On June 6, a visiting judge is due to be presiding in the 38th Judicial District Court for the capital murder trial of juvenile accused of killing 24-year-old boxer John Van Meter.
In January 2019, police arrested a 12-year-old student of Flores Elementary School who now faces up to 40 years of incarceration.
Van Meter, his girlfriend, Sammy Chapa and her two children heard loud kicking noises on their front door on Boone Street.
When Van Meter opened the door, Chapa heard a gunshot and called 911. Van Meter received a single shot to his head and was rushed to Uvalde Memorial hospital and pronounced dead at approximately 8:43 p.m.
Law enforcement officers, including Texas Rangers, arrested the 12-year-old suspect from an Elizabeth Street residence, roughly seven-tenths of a mile from the scene of Van Meter’s murder. He was subsequently transported to and held at a juvenile detention center in Jourdanton.
HIGH SCHOOL LOCKDOWN
In September 2021, parents learned of a potential serious threat to their children in a letter issued to parents from Uvalde High School Principal Miguel Castillo:
“Uvalde High School was placed under lock down to ensure the safety of staff and student athletes still on campus. The staff and students were safely evacuated following district safety protocols. After investigating the threat, our students and staff were never in immediate danger by the threat.”
A 16-year-old female was charged for her multiple calls threatening violence at Uvalde High School on the evening of Sept. 9.
“We have dealt with her before here, she went to school here in 2018. We had problems with her back then,” said Lt. Mariano Pargas Jr. with the Uvalde Police Department.
The threats were identified as coming from Puerto Rico and serious enough to escalate investigations with the Federal Bureau of Investigation out of San Antonio, Texas Rangers out of Austin, the Texas Department of Public Safety Criminal Investigation Division out of Eagle Pass, the Uvalde County Sheriff’s Office and the Sabinal Police Department.

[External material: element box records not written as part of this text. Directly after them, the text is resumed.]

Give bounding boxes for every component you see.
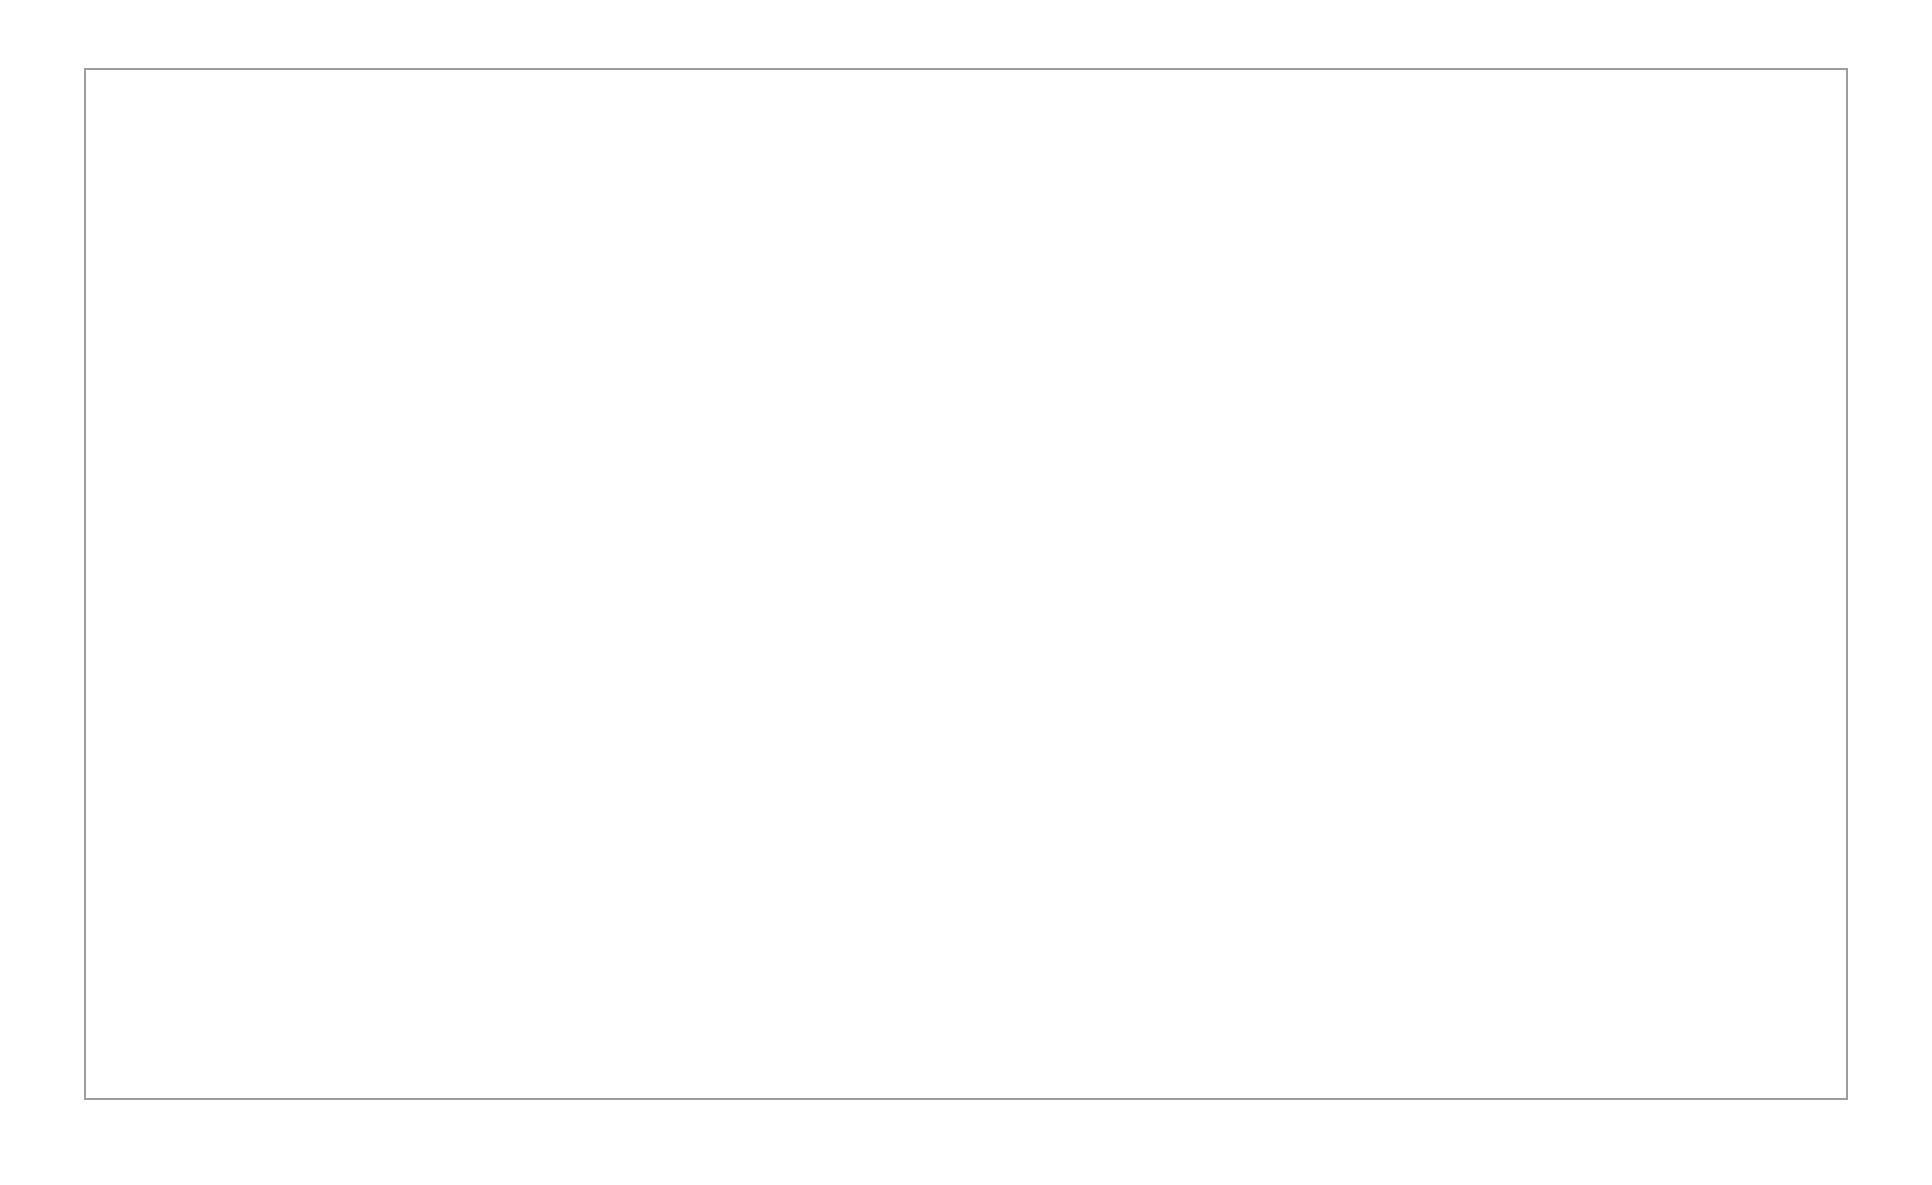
chart-frame-border — [84, 68, 1848, 1100]
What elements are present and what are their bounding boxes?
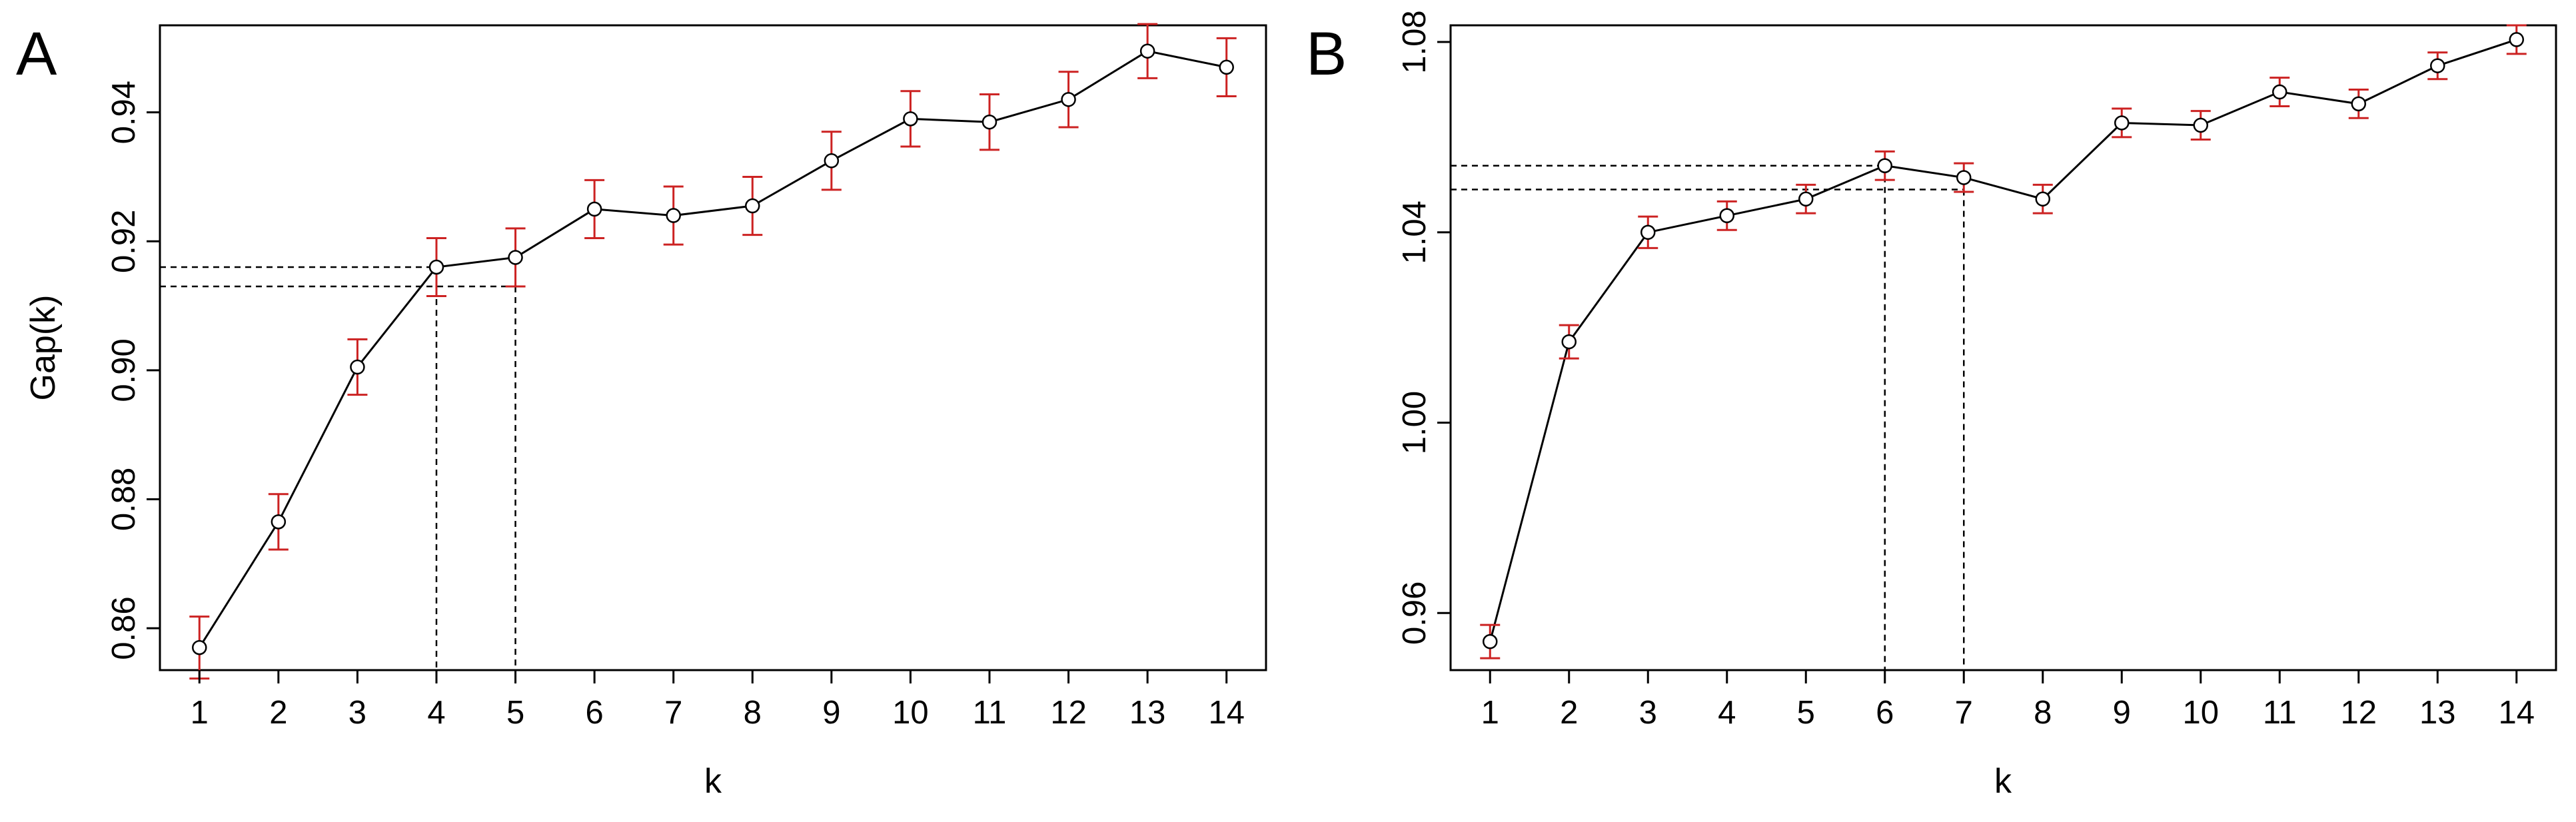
panel-b-xtick-label-7: 7 xyxy=(1955,695,1973,731)
panel-a-x-axis: 1 2 3 4 5 6 7 8 9 10 11 12 13 14 xyxy=(191,670,1245,731)
panel-b-xtick-label-12: 12 xyxy=(2340,695,2377,731)
panel-a-y-axis-label: Gap(k) xyxy=(24,295,63,401)
panel-b-point-8 xyxy=(2035,191,2050,207)
panel-a-point-12 xyxy=(1061,92,1076,107)
panel-b-ytick-label-3: 1.08 xyxy=(1397,10,1433,73)
panel-b-xtick-label-11: 11 xyxy=(2263,695,2297,731)
panel-a-xtick-label-1: 1 xyxy=(191,695,209,731)
panel-b-xtick-label-1: 1 xyxy=(1481,695,1499,731)
panel-a-point-5 xyxy=(508,250,523,265)
panel-a-xtick-label-9: 9 xyxy=(822,695,840,731)
panel-b-xtick-label-10: 10 xyxy=(2182,695,2219,731)
panel-b-point-9 xyxy=(2114,115,2130,131)
panel-a-point-11 xyxy=(981,114,997,130)
panel-a-point-9 xyxy=(824,153,840,169)
panel-a-point-8 xyxy=(745,198,760,214)
panel-b-series-line xyxy=(1489,38,2517,642)
panel-b-reference-lines xyxy=(1451,165,1965,670)
panel-b-x-axis: 1 2 3 4 5 6 7 8 9 10 11 12 13 14 xyxy=(1481,670,2535,731)
panel-b-xtick-label-4: 4 xyxy=(1718,695,1736,731)
panel-a-letter: A xyxy=(16,20,57,88)
panel-a-x-axis-label: k xyxy=(704,762,722,801)
panel-a-xtick-label-10: 10 xyxy=(892,695,929,731)
panel-b-point-13 xyxy=(2430,58,2445,73)
panel-b-xtick-label-5: 5 xyxy=(1797,695,1815,731)
panel-b-xtick-label-13: 13 xyxy=(2419,695,2456,731)
panel-a-point-1 xyxy=(192,639,207,655)
panel-a-xtick-label-5: 5 xyxy=(506,695,524,731)
panel-a-xtick-label-2: 2 xyxy=(269,695,287,731)
panel-b-xtick-label-3: 3 xyxy=(1639,695,1657,731)
panel-b-point-5 xyxy=(1798,191,1814,207)
panel-a-point-4 xyxy=(428,259,444,275)
panel-a-ytick-label-2: 0.90 xyxy=(106,338,142,402)
panel-b-point-1 xyxy=(1483,633,1498,649)
panel-b-point-14 xyxy=(2509,32,2524,47)
panel-a-point-14 xyxy=(1219,59,1234,75)
panel-a-point-6 xyxy=(586,201,602,217)
panel-a-plot-frame xyxy=(159,24,1267,671)
panel-a-xtick-label-8: 8 xyxy=(744,695,762,731)
panel-a-y-axis: 0.86 0.88 0.90 0.92 0.94 xyxy=(106,81,160,660)
panel-b-point-7 xyxy=(1956,170,1972,185)
panel-a-point-13 xyxy=(1139,43,1155,59)
panel-b-letter: B xyxy=(1306,20,1347,88)
panel-a-ytick-label-1: 0.88 xyxy=(106,468,142,531)
panel-a-point-10 xyxy=(903,111,918,127)
panel-a-series xyxy=(189,23,1237,680)
panel-a-reference-lines xyxy=(160,266,516,670)
panel-b-xtick-label-14: 14 xyxy=(2498,695,2535,731)
panel-a: A 0.860.880.900.920.94 1 2 3 4 5 6 7 8 9 10 11 12 13… xyxy=(16,20,1267,801)
panel-a-xtick-label-7: 7 xyxy=(664,695,682,731)
panel-b-point-10 xyxy=(2193,117,2208,133)
panel-a-xtick-label-14: 14 xyxy=(1208,695,1245,731)
panel-a-point-7 xyxy=(666,208,681,223)
panel-b-point-3 xyxy=(1640,224,1656,240)
panel-b-x-axis-label: k xyxy=(1994,762,2012,801)
panel-b-plot-frame xyxy=(1449,24,2557,671)
panel-b-point-6 xyxy=(1877,158,1892,173)
panel-b-ytick-label-1: 1.00 xyxy=(1397,391,1433,454)
panel-b-y-axis: 0.96 1.00 1.04 1.08 xyxy=(1397,10,1451,645)
panel-a-ytick-label-4: 0.94 xyxy=(106,81,142,144)
panel-b-point-4 xyxy=(1719,208,1734,224)
panel-b-point-12 xyxy=(2351,96,2366,112)
panel-b-xtick-label-8: 8 xyxy=(2034,695,2052,731)
panel-a-point-2 xyxy=(271,514,287,530)
panel-b-xtick-label-2: 2 xyxy=(1560,695,1578,731)
panel-a-xtick-label-6: 6 xyxy=(586,695,604,731)
panel-b: B 0.961.001.041.08 1 2 3 4 5 6 7 8 9 10 11 12 13 14 k xyxy=(1306,10,2557,801)
panel-a-xtick-label-12: 12 xyxy=(1050,695,1087,731)
panel-b-series xyxy=(1480,24,2527,659)
panel-b-point-2 xyxy=(1561,334,1577,350)
panel-b-xtick-label-6: 6 xyxy=(1876,695,1894,731)
panel-a-ytick-label-3: 0.92 xyxy=(106,210,142,273)
panel-b-ytick-label-2: 1.04 xyxy=(1397,201,1433,264)
panel-a-series-line xyxy=(199,50,1227,648)
panel-a-point-3 xyxy=(350,359,365,375)
panel-b-ytick-label-0: 0.96 xyxy=(1397,582,1433,645)
panel-a-xtick-label-13: 13 xyxy=(1129,695,1166,731)
panel-a-xtick-label-3: 3 xyxy=(348,695,366,731)
panel-a-xtick-label-4: 4 xyxy=(427,695,445,731)
panel-b-point-11 xyxy=(2272,84,2287,100)
panel-a-xtick-label-11: 11 xyxy=(973,695,1007,731)
panel-b-xtick-label-9: 9 xyxy=(2113,695,2131,731)
panel-a-ytick-label-0: 0.86 xyxy=(106,596,142,659)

In particular, the girl was threatening members of the volleyball and spirit teams, three football players and staff members that were on the Uvalde High School campus, according to Anne Marie Espinoza, executive director of communications and marketing for the Uvalde Consolidated Independent School District.
“On Wednesday evening [Sept. 9] right after 6 p.m. calls started coming in that there was going to be a shooting at several schools here in Uvalde,” Lt. Pargas said.
Police officers contacted Uvalde Consolidated School District Police Department Chief Pete Arredondo and worked to secure campuses.
“While they were working that, dispatch started getting more calls. At that point they started making threats towards several of our officers, one of our elected officials and a Texas Ranger,” Pargas said.
He said the calls continued throughout the night, and on Thursday morning more calls came in, this time adding threats to destroy the Uvalde Police Department.